Linux hst641 3.3.7-1.fc16.x86_64 #1 SMP Tue May 22 13:59:39 UTC 2012 x86_64 x86_64 x86_64 GNU/Linux

top - 17:57:38 up 15 min,  2 users,  load average: 5.30, 4.07, 2.76
Tasks: 569 total,   9 running, 560 sleeping,   0 stopped,   0 zombie
Cpu(s): 24.6%us, 10.0%sy,  0.0%ni, 61.8%id,  0.0%wa,  2.0%hi,  1.6%si,  0.0%st
Mem:  132032624k total, 78058084k used, 53974540k free,    69580k buffers
Swap:  8191996k total,        0k used,  8191996k free, 11310772k cached


Linux hst623 3.4.6-1.fc16.x86_64 #1 SMP Fri Jul 20 12:58:04 UTC 2012 x86_64 x86_64 x86_64 GNU/Linux

top - 17:58:05 up  2:17,  2 users,  load average: 24.82, 25.66, 26.34
Tasks: 576 total,   6 running, 570 sleeping,   0 stopped,   0 zombie
Cpu(s): 25.6%us, 10.4%sy,  0.0%ni, 60.2%id,  0.0%wa,  2.2%hi,  1.6%si,  0.0%st
Mem:  132032544k total, 91066796k used, 40965748k free,    84332k buffers
Swap:  8191996k total,        0k used,  8191996k free, 11397696k cached
Comment 1 Konstantin Svist 2012-08-03 02:00:17 UTC
Created attachment 76721 [details]
lspci -nnn -vvv
Comment 2 Konstantin Svist 2012-08-03 20:41:33 UTC
Version 3.4.2-1 still has load ~5-6, so the latest regression is between that and 3.4.6-1
Still checking other versions
Comment 3 Konstantin Svist 2012-08-03 22:43:54 UTC
Load from ~1 to ~6 seems to originate somewhere between 2.6.38.6-26.rc1.fc15 and 2.6.43.8-1.fc15 -- can't find easily installable versions inbetween those so far
Comment 4 Konstantin Svist 2012-08-08 01:42:39 UTC
After testing many different kernel versions, I'm more confused than ever.

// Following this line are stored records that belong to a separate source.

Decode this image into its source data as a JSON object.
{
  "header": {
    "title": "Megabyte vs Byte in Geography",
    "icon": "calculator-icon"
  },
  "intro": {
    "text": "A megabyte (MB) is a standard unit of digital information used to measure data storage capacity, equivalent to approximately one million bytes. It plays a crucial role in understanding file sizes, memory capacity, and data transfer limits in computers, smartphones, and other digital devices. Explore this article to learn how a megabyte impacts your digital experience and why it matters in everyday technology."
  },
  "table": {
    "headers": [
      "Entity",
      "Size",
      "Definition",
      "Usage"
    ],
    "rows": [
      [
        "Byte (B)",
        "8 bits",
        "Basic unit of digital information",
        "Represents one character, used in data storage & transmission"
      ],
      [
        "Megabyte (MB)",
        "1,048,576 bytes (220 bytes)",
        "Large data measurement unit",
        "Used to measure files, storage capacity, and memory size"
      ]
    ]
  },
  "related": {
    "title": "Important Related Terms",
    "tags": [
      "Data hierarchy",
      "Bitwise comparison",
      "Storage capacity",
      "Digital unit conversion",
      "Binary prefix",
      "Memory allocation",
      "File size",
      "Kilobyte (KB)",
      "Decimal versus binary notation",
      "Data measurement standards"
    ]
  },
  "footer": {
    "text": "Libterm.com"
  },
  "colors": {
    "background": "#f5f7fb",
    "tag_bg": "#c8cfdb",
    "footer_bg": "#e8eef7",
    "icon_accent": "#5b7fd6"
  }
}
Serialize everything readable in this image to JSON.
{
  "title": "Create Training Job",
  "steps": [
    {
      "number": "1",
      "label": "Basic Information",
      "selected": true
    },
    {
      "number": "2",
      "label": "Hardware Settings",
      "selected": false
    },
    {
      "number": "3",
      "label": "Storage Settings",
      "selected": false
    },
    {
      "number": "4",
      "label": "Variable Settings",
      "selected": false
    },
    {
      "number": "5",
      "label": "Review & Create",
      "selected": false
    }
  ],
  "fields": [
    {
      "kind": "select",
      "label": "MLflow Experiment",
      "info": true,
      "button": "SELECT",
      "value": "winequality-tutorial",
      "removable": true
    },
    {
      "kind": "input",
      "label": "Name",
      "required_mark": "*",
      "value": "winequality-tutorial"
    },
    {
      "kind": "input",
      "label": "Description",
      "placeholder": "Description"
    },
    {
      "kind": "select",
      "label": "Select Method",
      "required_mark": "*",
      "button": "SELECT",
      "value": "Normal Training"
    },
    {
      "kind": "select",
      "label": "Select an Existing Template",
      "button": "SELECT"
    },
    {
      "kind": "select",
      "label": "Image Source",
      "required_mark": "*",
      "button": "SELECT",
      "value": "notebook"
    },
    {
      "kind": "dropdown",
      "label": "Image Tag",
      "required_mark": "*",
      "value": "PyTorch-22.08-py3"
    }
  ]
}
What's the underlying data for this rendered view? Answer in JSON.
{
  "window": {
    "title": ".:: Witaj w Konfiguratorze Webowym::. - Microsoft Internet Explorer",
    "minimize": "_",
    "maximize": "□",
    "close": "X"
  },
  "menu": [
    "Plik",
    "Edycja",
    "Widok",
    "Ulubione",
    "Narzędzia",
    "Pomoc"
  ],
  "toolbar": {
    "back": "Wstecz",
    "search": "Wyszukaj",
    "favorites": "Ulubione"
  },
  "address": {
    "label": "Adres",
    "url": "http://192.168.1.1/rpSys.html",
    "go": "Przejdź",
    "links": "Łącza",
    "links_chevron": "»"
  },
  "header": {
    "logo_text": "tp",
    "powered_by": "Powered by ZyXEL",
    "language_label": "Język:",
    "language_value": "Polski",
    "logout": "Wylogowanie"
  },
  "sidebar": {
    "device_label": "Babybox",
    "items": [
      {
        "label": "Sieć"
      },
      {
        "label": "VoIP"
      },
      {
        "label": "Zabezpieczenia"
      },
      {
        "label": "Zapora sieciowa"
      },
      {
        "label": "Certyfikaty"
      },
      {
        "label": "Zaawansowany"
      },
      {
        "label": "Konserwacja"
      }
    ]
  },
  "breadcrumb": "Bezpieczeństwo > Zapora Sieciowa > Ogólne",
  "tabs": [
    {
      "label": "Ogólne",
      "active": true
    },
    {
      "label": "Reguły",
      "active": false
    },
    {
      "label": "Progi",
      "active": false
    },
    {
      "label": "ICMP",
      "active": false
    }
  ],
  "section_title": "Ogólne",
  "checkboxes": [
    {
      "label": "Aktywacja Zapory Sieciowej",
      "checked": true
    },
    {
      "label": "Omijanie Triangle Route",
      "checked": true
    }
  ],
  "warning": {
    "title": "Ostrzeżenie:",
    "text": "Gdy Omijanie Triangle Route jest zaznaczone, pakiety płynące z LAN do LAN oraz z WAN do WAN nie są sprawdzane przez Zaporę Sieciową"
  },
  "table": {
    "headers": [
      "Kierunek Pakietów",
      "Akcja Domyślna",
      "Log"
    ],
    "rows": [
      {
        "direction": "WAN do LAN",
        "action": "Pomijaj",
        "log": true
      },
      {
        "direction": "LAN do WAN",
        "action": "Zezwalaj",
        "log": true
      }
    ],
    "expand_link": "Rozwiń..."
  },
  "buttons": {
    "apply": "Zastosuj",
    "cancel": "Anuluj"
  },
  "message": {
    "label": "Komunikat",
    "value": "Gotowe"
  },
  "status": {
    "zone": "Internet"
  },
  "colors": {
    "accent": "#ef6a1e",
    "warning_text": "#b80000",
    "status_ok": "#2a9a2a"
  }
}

Same kernel version on F14 and F16 (2.6.35.14-97.fc14.x86_64) gives me very different results. The main culprit seems to be nginx process, which (according to sysprof) calls __close_nocancel -> kernel. In F14, it takes up ~5%, but in F16 (same kernel!) it takes up ~57% (most of which seems to be used on __mutex_lock_common.clone.5 35% and do_raw_spin_lock 13%)

Load averages:
f14: 4.70, 5.60, 5.95
f16: 36.99, 36.37, 32.72

Can anyone help?
Comment 5 Alan 2012-08-09 13:33:06 UTC

*** This bug has been marked as a duplicate of bug 45001 ***
Comment 6 Konstantin Svist 2012-08-09 16:39:58 UTC
Excuse me, I saw that bug and it's not my case at all - my system is NOT idle and the load actually IS high, as referenced by top and sysprof
Comment 7 Konstantin Svist 2013-01-22 20:02:13 UTC
By looking at vmstat output, it seems in retrospect that old kernels had calculated the load average incorrectly (or differently). With 40 tasks running, load average was reported in the single digits.
Latest kernel versions (3.6, at least) seems to average out number of tasks running over time period and reports that as load average.